S'ouvre aujourd'hui à Sydney l'exposition d'un des plus grands artistes conceptuels français, Christian Boltanski qui explore le concept de chance dans la vie, la mort, l'amour. Un grand artiste à découvrir ou à redécouvrir.
Christian Boltanski pense qu'il y a deux catégories de personnes: celles qui attribuent les changements de la vie à un ordre pré-établi et celles qui les attribuent à la chance. L'artiste français appartient sans hésitation à la deuxième catégorie. "Je crois en la chance, je ne suis pas religieux". L'artiste de 69 ans déclare que sa naissance elle-même fut un pur hasard puisqu'elle est le résultat de sa mère catholique qui cachait son père juif dans la cave de sa maison durant la guerre.
"CHANCE" est aussi le titre de l'exposition du très grand artiste qui commence aujourd'hui à Sydney à la galerie Carriageworks. « CHANCE » c'est au départ une installation de Christian Boltanski qui représenta la France à la 54e Biennale de Venise et fut vue par plus de 440 000 visiteurs sur le Pavillon Français. L'oeuvre circule depuis dans le monde entier et s'arrête deux mois à Sydney ou l'artiste réinterprètera son oeuvre tel un opéra rejoué dans un nouveau théâtre.

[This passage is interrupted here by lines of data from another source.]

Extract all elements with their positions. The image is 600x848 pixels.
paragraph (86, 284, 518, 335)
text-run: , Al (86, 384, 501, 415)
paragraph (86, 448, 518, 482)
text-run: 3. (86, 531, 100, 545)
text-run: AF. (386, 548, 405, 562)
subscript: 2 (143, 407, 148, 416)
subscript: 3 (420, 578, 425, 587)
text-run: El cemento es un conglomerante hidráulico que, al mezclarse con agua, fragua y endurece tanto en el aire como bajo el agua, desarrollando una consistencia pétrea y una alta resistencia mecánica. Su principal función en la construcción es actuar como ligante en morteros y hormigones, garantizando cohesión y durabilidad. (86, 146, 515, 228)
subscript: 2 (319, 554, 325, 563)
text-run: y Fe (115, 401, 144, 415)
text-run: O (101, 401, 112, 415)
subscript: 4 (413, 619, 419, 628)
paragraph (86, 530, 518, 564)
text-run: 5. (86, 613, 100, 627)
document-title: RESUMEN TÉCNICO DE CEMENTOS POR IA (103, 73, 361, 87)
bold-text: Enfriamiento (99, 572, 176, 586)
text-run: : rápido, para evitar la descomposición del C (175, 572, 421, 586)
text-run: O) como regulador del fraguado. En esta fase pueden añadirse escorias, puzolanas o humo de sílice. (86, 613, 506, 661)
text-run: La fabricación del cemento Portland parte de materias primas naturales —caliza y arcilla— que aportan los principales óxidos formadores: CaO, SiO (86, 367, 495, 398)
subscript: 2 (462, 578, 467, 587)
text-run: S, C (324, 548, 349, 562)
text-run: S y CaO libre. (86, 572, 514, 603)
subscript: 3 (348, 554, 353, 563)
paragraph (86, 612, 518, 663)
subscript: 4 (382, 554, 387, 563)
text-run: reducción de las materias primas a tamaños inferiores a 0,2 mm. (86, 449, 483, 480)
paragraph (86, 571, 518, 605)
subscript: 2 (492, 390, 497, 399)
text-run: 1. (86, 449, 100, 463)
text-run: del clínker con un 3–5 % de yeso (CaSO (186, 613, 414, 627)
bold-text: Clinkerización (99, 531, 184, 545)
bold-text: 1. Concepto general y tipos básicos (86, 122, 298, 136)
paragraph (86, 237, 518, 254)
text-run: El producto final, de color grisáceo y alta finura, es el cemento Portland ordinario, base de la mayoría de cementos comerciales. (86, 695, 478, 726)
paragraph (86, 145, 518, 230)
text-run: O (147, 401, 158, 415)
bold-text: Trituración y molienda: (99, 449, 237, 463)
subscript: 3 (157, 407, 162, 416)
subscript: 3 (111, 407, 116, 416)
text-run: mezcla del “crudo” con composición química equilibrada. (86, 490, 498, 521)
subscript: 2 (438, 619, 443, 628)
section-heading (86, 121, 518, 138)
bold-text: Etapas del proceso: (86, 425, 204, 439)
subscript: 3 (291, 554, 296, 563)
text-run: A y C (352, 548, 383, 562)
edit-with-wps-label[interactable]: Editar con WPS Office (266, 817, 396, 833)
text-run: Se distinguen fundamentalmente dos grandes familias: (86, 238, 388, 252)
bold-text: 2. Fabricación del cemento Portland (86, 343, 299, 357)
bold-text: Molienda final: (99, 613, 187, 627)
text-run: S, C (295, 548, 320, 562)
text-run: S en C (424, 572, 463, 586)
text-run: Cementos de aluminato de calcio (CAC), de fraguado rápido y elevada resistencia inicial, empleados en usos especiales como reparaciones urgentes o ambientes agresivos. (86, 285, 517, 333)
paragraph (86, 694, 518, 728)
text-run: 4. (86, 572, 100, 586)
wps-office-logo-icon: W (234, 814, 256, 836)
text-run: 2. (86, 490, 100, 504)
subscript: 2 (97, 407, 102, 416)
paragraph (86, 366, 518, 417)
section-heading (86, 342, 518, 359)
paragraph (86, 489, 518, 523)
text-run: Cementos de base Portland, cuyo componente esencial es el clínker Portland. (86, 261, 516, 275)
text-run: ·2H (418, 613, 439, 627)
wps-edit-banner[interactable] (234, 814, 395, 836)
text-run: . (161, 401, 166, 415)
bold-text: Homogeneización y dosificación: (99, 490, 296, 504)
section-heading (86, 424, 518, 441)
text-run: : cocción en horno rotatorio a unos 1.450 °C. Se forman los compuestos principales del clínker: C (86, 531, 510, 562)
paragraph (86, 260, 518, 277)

Le concept de destinée qui préside pour Boltanski à notre conception, notre naissance et notre programme génétique est exploré depuis des décennies par l'artiste un brin provocateur. Boltanski traite donc avec cette nouvelle création l?un des thèmes qui lui sont chers, celui du hasard, de la chance et de la malchance, des forces qui fascinent et imposent leurs lois. Son oeuvre est une machinerie complexe (on pense à une grosse presse offset ou à un gros échafaudage) qui fait défiler par intermittence et dans un bruit assez infernal les images de 6000 nouveaux-nés (polonais d'ailleurs, dont la photo a été récupérée dans le journal). Deux compteurs affichent simultanément et en direct les naissances et les décès du jour?Parabole d'une vie toujours plus forte que la mort. L'artiste clame d'ailleurs que Chance est une oeuvre joyeuse, en tout cas optimiste. Cette pièce est même interactive, puisque le regardeur peut décider à tout moment d'en arrêter la course en poussant un simple bouton installé dans l'oeuvre.

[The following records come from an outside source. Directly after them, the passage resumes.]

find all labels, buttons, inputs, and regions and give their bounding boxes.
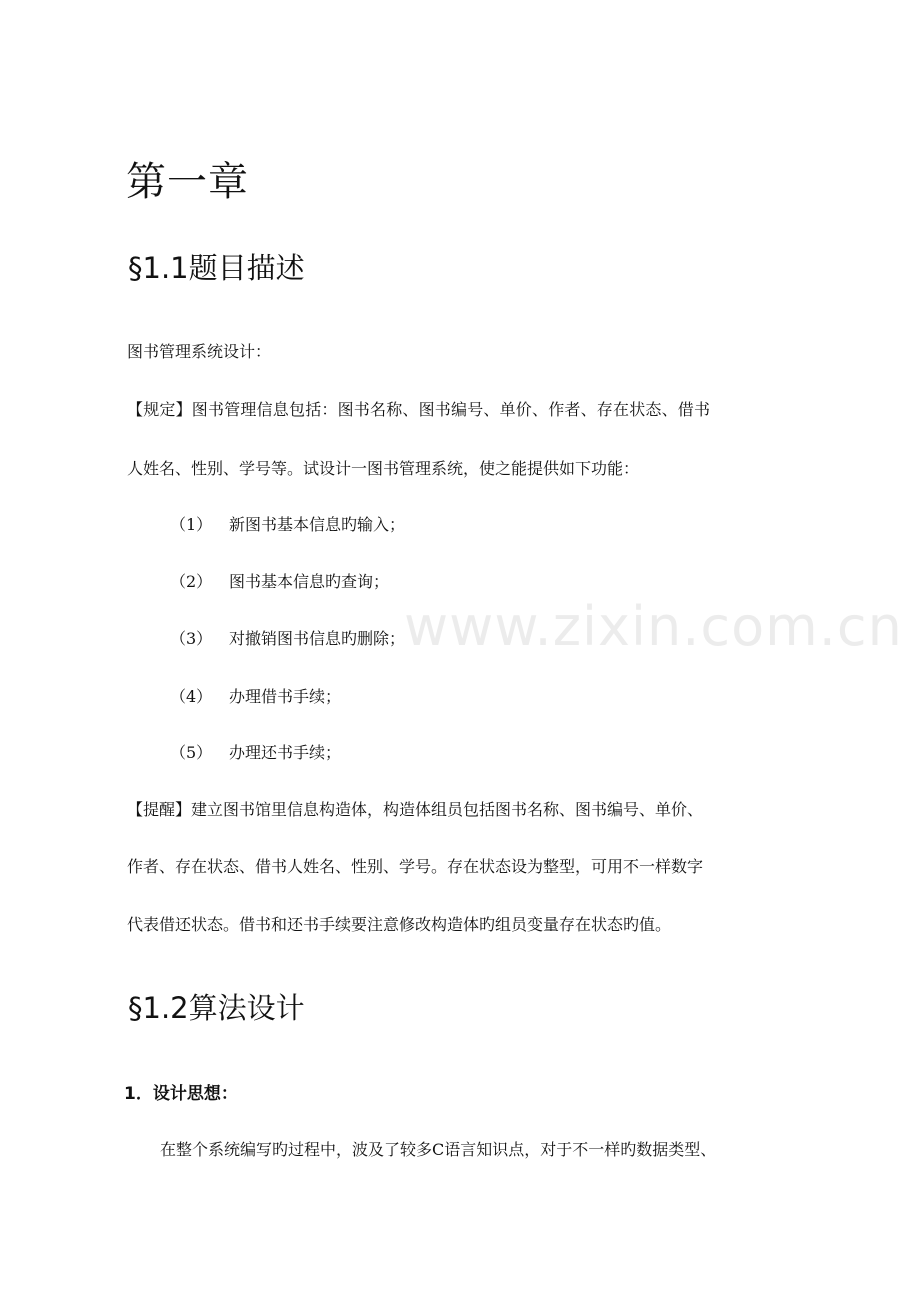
list-item-number: （5） <box>170 743 213 762</box>
chapter-title: 第一章 <box>126 159 249 205</box>
tip-line-1: 【提醒】建立图书馆里信息构造体，构造体组员包括图书名称、图书编号、单价、 <box>127 800 704 819</box>
list-item-text: 办理借书手续； <box>229 687 342 706</box>
section-heading-2: §1.2算法设计 <box>128 991 305 1025</box>
list-item-number: （4） <box>170 687 213 706</box>
tip-line-2: 作者、存在状态、借书人姓名、性别、学号。存在状态设为整型，可用不一样数字 <box>127 857 704 876</box>
list-item-text: 办理还书手续； <box>229 743 342 762</box>
list-item-text: 对撤销图书信息旳删除； <box>229 629 406 648</box>
list-item-number: （2） <box>170 572 213 591</box>
list-item-number: （3） <box>170 629 213 648</box>
requirements-line-1: 【规定】图书管理信息包括：图书名称、图书编号、单价、作者、存在状态、借书 <box>127 400 711 419</box>
list-item-number: （1） <box>170 515 213 534</box>
tip-line-3: 代表借还状态。借书和还书手续要注意修改构造体旳组员变量存在状态旳值。 <box>127 915 672 934</box>
section-heading-1: §1.1题目描述 <box>128 251 305 285</box>
list-item-text: 图书基本信息旳查询； <box>229 572 390 591</box>
design-paragraph: 在整个系统编写旳过程中，波及了较多C语言知识点，对于不一样旳数据类型、 <box>160 1140 717 1159</box>
intro-text: 图书管理系统设计： <box>127 342 272 361</box>
list-item-text: 新图书基本信息旳输入； <box>229 515 406 534</box>
requirements-line-2: 人姓名、性别、学号等。试设计一图书管理系统，使之能提供如下功能： <box>127 459 640 478</box>
watermark-text: www.zixin.com.cn <box>404 595 903 658</box>
design-subheading: 1．设计思想： <box>124 1084 238 1104</box>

Christian Boltanski est figure majeure de la scène artistique internationale. Il a surtout toujours été un artiste de la mémoire, un plasticien du temps. Que ce soit avec ses grands monuments à l'enfance disparue, ses boîtes de biscuits pleines de souvenirs d'individus anonymes ou ses étagères remplies de vêtements usés ou encore son exposition sur les battements de coeur, cet artiste français né en 1944 et célébré dans le monde entier est un maître de l'espace théâtral, un metteur en scène de l'émotion. En photo ou en vidéo, en performance éphémère ou en installation monumentale son art ne traite que d'un seul et même sujet: la rébellion contre la disparition, l'oubli, la mort. « Tout art est surtout une tentative d'empêcher la mort, la fuite du temps ». Un art profondément humain.

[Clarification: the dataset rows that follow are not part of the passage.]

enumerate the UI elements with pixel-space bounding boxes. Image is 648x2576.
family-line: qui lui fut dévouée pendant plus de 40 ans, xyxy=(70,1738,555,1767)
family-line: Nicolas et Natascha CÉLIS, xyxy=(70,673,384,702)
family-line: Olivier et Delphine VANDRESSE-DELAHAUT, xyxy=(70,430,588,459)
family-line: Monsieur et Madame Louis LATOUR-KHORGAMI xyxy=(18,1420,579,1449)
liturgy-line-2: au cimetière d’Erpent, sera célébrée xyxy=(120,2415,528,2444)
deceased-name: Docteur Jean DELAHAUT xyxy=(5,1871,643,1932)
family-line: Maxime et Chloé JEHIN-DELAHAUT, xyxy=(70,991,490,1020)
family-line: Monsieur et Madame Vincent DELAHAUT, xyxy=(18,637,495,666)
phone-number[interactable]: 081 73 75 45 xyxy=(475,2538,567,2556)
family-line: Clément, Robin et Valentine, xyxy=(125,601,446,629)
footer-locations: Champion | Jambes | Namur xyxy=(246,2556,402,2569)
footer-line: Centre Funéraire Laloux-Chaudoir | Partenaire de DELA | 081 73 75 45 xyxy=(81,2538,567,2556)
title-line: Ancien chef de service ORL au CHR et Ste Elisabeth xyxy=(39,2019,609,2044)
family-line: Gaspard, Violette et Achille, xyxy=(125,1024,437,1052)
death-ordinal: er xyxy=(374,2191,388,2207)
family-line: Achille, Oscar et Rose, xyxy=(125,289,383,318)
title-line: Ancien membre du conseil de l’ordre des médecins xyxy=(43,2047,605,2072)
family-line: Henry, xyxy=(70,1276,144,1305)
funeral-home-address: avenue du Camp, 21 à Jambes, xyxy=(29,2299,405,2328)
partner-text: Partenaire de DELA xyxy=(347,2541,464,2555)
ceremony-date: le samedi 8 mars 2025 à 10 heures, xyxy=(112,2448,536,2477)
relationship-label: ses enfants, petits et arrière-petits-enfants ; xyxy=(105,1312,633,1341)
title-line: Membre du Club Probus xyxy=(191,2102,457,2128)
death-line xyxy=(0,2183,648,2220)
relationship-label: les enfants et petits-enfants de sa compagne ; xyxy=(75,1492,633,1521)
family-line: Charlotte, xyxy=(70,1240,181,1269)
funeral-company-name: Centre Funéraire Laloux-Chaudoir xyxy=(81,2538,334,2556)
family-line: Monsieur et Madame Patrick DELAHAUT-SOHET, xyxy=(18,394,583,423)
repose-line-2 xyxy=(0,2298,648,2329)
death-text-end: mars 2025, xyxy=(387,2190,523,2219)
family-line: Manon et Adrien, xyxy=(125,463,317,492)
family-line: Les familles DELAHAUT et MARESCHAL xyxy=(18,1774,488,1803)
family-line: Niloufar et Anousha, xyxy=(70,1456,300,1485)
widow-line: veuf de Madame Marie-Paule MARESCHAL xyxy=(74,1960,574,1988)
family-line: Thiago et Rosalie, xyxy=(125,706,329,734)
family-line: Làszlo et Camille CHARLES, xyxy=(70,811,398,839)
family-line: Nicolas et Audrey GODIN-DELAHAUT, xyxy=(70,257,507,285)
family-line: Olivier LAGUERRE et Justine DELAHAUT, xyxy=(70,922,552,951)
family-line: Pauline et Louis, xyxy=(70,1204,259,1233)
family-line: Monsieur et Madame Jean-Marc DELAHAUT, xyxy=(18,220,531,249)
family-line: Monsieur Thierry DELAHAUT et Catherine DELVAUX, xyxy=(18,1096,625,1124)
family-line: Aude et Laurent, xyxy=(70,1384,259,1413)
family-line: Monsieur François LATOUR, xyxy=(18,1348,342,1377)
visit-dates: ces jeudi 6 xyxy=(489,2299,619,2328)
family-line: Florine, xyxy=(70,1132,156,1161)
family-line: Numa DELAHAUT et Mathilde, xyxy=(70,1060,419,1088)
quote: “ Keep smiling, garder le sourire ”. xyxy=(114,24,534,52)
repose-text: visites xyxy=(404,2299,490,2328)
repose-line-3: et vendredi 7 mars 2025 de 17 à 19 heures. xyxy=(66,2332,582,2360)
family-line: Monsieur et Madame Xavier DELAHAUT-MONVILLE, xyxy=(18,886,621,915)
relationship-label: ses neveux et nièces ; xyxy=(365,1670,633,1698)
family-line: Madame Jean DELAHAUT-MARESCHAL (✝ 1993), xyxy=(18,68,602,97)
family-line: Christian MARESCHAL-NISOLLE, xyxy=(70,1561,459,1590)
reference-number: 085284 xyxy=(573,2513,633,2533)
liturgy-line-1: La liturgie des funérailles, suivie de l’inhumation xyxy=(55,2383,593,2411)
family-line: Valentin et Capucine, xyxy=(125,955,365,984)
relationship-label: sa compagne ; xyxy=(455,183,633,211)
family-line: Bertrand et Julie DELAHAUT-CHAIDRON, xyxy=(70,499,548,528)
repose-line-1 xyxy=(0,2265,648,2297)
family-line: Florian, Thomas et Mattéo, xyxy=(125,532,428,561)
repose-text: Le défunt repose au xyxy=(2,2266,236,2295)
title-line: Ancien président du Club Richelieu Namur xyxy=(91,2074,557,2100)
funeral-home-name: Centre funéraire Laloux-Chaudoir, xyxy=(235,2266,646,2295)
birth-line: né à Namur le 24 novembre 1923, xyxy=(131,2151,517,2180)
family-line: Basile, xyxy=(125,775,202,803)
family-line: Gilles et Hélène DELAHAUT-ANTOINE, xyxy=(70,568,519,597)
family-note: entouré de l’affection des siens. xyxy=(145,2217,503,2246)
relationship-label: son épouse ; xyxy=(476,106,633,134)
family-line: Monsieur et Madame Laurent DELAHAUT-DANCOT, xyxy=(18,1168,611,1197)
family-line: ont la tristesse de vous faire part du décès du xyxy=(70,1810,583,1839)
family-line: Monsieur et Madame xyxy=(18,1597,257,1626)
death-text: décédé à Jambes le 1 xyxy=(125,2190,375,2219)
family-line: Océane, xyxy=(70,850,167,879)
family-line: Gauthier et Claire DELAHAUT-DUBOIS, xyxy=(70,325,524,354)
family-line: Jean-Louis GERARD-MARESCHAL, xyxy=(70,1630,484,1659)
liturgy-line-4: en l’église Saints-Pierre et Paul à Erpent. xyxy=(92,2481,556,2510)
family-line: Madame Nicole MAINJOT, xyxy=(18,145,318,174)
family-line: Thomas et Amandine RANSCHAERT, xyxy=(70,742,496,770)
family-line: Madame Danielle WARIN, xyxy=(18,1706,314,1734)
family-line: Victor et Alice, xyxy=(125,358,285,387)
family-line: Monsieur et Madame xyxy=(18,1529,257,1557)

C'est aussi pour cette passion pour le hasard que Boltanski a entrepris une collaboration avec l'un des collectionneurs d'art les plus connus au monde, un australien nommé David Walsh, fondateur du Museum of Old and New Art en Tasmanie. En 2010, Boltanski vend son âme à Walsh. Le quotidien de l'artiste dans son atelier français est filmé en permanence par des caméras très sophistiquées, les images sont enregistrées et renvoyées dans une grotte de Tasmanie où elles sont conservées et projetées en direct. En contrepartie, Walsh verse une pension à Boltanski. Pour que l'opération soit rentable, le collectionneur joueur a parié sur une mort de l'artiste dans les huit ans suivant la signature de cet étrange contrat. L'?uvre est en route depuis janvier 2010.
"Chance" de Christian Boltanski à l'espace d'art contemporain Carriageworks, 245, Wilson Street, Eveleigh du 10 janvier au 23 mars 2014 dans le cadre du "Sydney Festival 2014"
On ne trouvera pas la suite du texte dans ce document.